For budget gyms, highest value wins.
Upscale. The HVLP (high-value, low-price) gym model was forged on breakage, not utility — offering bottom-dollar memberships and amenities to match.
But, with visitation and frequency surging and baseline expectations rising, the model needs an upgrade.
Saving up. Comfortable spending $60+/mo. on fitness goals, consumers are unfazed by price increases from top HVLP brands. But, exercisers seeking performance, longevity, and recovery have operators rethinking their value proposition.
Renovating. Investing in premium amenities, RSG Group’s McFIT is modernizing, VASA Fitness is adding boutique spaces, and Planet Fitness is upgrading Black Card benefits. Reacquired by founder Mark Mastrov, 24 Hour Fitness is going big on Pilates and sports performance.

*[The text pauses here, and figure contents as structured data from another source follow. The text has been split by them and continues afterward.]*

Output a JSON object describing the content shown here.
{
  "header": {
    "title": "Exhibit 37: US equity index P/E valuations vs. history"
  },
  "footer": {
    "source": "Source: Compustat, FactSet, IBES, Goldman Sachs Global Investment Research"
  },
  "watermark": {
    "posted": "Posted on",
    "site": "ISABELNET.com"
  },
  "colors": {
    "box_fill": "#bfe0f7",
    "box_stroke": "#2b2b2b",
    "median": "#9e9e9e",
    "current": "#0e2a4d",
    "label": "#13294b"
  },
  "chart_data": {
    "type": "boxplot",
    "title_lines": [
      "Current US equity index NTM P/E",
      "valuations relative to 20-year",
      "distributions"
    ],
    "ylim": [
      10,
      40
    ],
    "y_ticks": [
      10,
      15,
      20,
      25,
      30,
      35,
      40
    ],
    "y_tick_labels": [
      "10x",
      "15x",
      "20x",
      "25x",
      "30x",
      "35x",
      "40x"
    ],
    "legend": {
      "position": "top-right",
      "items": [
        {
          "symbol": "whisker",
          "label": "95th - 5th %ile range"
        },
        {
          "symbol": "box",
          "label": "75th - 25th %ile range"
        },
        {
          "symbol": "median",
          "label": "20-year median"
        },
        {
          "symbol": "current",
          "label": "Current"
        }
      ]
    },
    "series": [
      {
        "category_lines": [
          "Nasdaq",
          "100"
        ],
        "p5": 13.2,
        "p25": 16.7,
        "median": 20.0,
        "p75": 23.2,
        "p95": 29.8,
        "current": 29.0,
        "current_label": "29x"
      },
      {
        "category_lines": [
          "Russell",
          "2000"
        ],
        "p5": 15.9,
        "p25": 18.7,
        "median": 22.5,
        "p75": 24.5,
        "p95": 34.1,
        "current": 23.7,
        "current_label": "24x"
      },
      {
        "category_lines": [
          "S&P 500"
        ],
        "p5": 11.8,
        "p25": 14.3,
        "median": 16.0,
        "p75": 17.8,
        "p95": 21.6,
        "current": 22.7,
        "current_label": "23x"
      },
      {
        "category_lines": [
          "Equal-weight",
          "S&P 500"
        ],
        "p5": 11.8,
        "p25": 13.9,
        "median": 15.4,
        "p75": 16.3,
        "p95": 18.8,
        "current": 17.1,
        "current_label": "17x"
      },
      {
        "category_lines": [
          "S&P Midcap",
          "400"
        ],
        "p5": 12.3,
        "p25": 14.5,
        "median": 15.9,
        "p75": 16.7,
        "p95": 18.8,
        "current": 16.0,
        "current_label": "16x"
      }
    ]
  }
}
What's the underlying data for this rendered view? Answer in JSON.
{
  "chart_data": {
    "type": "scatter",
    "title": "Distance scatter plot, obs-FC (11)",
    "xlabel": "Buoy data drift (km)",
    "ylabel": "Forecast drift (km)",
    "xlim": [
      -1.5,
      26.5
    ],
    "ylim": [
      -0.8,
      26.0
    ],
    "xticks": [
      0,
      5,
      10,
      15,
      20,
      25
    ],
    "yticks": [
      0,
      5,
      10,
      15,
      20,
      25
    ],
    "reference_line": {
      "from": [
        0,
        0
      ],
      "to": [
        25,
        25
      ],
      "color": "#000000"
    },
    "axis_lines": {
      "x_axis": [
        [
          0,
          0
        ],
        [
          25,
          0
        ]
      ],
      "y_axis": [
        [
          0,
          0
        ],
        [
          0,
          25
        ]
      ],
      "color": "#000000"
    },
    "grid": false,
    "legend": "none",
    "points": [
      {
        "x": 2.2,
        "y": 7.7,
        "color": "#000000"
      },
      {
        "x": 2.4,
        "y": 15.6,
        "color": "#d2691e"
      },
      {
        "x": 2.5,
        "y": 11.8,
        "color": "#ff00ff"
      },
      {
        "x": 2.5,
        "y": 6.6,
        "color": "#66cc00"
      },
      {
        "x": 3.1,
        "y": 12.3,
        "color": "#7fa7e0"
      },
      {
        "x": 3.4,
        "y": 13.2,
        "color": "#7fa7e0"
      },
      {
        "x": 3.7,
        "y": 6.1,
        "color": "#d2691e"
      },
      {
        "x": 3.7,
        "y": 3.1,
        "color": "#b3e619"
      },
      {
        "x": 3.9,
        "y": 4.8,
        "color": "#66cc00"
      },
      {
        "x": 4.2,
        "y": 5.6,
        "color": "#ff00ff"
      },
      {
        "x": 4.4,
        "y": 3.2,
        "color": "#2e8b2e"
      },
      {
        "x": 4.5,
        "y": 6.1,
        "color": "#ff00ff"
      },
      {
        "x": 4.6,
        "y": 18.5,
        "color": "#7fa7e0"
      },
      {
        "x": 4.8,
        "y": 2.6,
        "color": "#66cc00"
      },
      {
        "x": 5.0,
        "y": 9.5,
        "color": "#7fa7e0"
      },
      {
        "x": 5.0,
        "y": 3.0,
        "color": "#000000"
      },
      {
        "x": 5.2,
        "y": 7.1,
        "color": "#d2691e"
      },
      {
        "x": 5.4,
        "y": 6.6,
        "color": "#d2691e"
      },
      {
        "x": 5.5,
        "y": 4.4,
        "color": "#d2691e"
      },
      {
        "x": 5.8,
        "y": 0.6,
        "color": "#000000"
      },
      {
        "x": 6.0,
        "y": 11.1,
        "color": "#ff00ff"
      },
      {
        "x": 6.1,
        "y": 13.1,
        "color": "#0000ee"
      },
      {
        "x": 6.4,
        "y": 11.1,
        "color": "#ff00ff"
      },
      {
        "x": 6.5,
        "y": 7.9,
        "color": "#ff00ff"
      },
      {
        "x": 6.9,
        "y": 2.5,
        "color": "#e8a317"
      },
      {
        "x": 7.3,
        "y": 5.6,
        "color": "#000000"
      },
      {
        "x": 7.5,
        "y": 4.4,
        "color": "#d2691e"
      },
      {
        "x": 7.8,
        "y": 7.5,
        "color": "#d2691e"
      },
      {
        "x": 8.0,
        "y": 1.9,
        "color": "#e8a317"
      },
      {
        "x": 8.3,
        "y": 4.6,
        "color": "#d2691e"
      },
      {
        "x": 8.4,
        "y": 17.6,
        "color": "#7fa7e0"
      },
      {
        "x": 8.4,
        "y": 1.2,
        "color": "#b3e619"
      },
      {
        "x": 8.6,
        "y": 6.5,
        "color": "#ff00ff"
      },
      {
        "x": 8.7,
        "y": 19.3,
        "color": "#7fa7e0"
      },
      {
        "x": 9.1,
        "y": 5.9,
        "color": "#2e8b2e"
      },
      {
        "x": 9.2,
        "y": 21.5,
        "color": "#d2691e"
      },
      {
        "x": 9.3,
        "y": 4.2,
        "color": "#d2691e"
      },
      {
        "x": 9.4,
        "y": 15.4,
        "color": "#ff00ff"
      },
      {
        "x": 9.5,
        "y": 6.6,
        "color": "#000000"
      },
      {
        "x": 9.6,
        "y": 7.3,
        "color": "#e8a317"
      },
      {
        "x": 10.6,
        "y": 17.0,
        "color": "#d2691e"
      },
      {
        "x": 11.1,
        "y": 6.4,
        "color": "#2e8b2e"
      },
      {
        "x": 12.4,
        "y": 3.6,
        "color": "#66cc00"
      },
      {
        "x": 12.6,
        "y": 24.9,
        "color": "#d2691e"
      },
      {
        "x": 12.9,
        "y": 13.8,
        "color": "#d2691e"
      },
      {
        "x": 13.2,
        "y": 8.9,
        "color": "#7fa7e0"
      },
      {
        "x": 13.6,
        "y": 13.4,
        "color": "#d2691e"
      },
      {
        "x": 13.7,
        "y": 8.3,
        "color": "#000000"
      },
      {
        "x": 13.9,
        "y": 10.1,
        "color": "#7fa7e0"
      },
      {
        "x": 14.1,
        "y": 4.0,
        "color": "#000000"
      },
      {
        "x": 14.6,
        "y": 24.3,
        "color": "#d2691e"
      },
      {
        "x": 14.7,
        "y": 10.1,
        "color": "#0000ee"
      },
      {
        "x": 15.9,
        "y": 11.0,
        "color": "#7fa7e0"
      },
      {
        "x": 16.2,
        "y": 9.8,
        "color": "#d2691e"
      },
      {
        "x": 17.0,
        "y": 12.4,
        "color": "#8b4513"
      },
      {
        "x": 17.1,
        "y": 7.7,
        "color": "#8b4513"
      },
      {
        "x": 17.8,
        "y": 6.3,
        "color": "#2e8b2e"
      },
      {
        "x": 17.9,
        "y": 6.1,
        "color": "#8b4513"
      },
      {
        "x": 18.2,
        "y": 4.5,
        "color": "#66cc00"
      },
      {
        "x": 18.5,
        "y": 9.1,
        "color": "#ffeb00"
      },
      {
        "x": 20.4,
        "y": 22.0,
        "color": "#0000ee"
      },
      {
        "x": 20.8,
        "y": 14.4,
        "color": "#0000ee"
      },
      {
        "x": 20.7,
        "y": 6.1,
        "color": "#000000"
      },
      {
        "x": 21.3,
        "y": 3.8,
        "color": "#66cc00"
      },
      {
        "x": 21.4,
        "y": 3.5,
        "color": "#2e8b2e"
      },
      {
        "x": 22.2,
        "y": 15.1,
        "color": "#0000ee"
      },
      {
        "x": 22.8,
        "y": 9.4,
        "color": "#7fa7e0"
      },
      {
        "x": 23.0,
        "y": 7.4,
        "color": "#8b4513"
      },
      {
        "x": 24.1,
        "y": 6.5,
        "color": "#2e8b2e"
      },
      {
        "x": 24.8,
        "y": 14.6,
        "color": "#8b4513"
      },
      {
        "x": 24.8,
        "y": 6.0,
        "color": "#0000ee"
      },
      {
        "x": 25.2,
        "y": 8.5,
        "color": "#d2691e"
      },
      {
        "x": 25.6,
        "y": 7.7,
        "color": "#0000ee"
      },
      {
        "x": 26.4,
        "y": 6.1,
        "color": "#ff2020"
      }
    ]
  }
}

Reenvisioning. Scaling the Everything Gym, new buildouts from Crunch Fitness and Snap Fitness UK feature contrast therapy, Reformer classes, and more high-margin modalities.
Meanwhile, EoS is scaling its Lux premium banner in Los Angeles, with saunas, EGYM smart strength circuits, and hospitality in a members club-like setting.
Punchline: With premium gyms setting in-club revenue records and the industry’s middle class disappearing, HVLPs can shift from no-frills to elevated affordability.